14 Responses to “Comment: The left needs to understand the power of sales”

  1. Cole

    But Attlee was in many ways pretty conservative – a monarchist, a founder of NATO etc – as well as a radical. He understood traditional British values. Corbyn clearly doesn’t, as the God Save the Queen incident clearly demonstrated – and he’s not very bright. He just preaches to the choir.

  2. David Davies

    A good product sells itself. The subterfuge to which you refer the black art of `marketing’ – the art of persuading the gullible that they `need’ some bawbee of which they were previously oblivious.

  3. johnm55

    A good product doesn’t sell itself. For a product to sell the target consumers must first of all be made aware that the product exists, then they must be made aware of the benefits that the product can bring them and that it is better than the opposing products that are being promoted, and finally the need to be convinced that the price they are being asked to pay is acceptable. All of this is called salesmanship. It doesn’t have to be lying to the consumer but it does mean persuading the consumer. Unless of course the target market does not extend beyond the quarter million or so who voted for Jeremy Corbyn
    Even on the left there is a long way to go to persuade the Six Million plus Trades Union members who did not vote at all in the Leadership election.

  4. DemSoc93

    You’re right Attlee was not a natural rebel but he was a convicted (at the least) social democrat. I take issue with the idea that NATO or the monarchy represent “traditional British values” (this phrase is meaningless anyway). What about Thomas Paine? What about the Levellers and the Diggers? All British, all very much in the same tradition as Corbyn. I think he should have sang the national anthem, just to humour the kind of people that think that sort of thing matters one jot. He said early on that he wasn’t going to fight for republican policies in the Labour Party, but the papers have decided to go after him on that issue. I think he gave them a free shot by not singing it and I can only assume that he is genuinely too busy to attend the Privy Council because they’ve gone for him on that too.

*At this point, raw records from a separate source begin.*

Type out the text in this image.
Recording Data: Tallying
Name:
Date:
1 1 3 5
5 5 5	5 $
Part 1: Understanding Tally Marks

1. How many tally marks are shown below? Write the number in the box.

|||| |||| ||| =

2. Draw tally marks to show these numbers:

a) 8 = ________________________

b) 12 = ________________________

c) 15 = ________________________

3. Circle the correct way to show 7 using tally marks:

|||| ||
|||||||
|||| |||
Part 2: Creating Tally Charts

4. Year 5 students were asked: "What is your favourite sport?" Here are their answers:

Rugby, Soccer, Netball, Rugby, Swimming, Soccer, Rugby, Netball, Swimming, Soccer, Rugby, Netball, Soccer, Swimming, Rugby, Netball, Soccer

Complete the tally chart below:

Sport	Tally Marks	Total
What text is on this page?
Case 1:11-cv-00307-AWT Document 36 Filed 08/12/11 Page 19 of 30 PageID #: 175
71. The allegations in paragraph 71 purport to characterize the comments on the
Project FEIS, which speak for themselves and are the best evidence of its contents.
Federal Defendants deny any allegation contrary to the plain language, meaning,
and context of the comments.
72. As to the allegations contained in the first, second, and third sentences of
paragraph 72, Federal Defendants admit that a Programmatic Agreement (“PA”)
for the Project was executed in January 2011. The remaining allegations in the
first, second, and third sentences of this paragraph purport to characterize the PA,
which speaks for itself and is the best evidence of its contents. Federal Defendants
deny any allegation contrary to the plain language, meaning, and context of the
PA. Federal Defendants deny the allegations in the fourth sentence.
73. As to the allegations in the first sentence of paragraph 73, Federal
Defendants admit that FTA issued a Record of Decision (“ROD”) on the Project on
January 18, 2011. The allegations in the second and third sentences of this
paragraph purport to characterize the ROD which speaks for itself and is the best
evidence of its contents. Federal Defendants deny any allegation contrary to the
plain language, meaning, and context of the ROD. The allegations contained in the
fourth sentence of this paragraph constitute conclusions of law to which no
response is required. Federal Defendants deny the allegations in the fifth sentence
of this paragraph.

    I don’t think he preaches to the crowd at all, he released a series of policy documents that were far clever and politically savvy than “preaching to the crowd”. For instance, he’s been talking about small businesses and how we need fairer business practices so that tax-dodging, corrupt multinationals don’t just walk all over honest small businessmen and women. He’s also been talking about home ownership (in fact one of his earliest policies was a Right to Buy for private tenants). Again one of his early leadership pitches was a call to bring down welfare spending but using the living wage, fairer rents and rent controls. Practical policies aimed at bringing down welfare spending, sorting out the housing crisis and promoting *fair* business.

  5. Cole

    I don’t know about Diggers and Levellers, but I do know about Labour history, and Attlee – and other Labour PMs – would have been appalled by Corbyn. Labour under Attlee was involved in the creation of NATO, participated in the Korean War and wanted Britain to have its own nuclear deterrent. His government of course also created the NHS and welfare state.

    Of course some of Corbyn’s policies are correct, but others – like reopening coal mines and the right to buy rental properties – are daft. And Corbyn’s personal baggage, in the form of relationships with terrorists and dodgy regimes, make him a liability as Labour leader, as does his long history of making foolish statements. He is a gift to the Tories.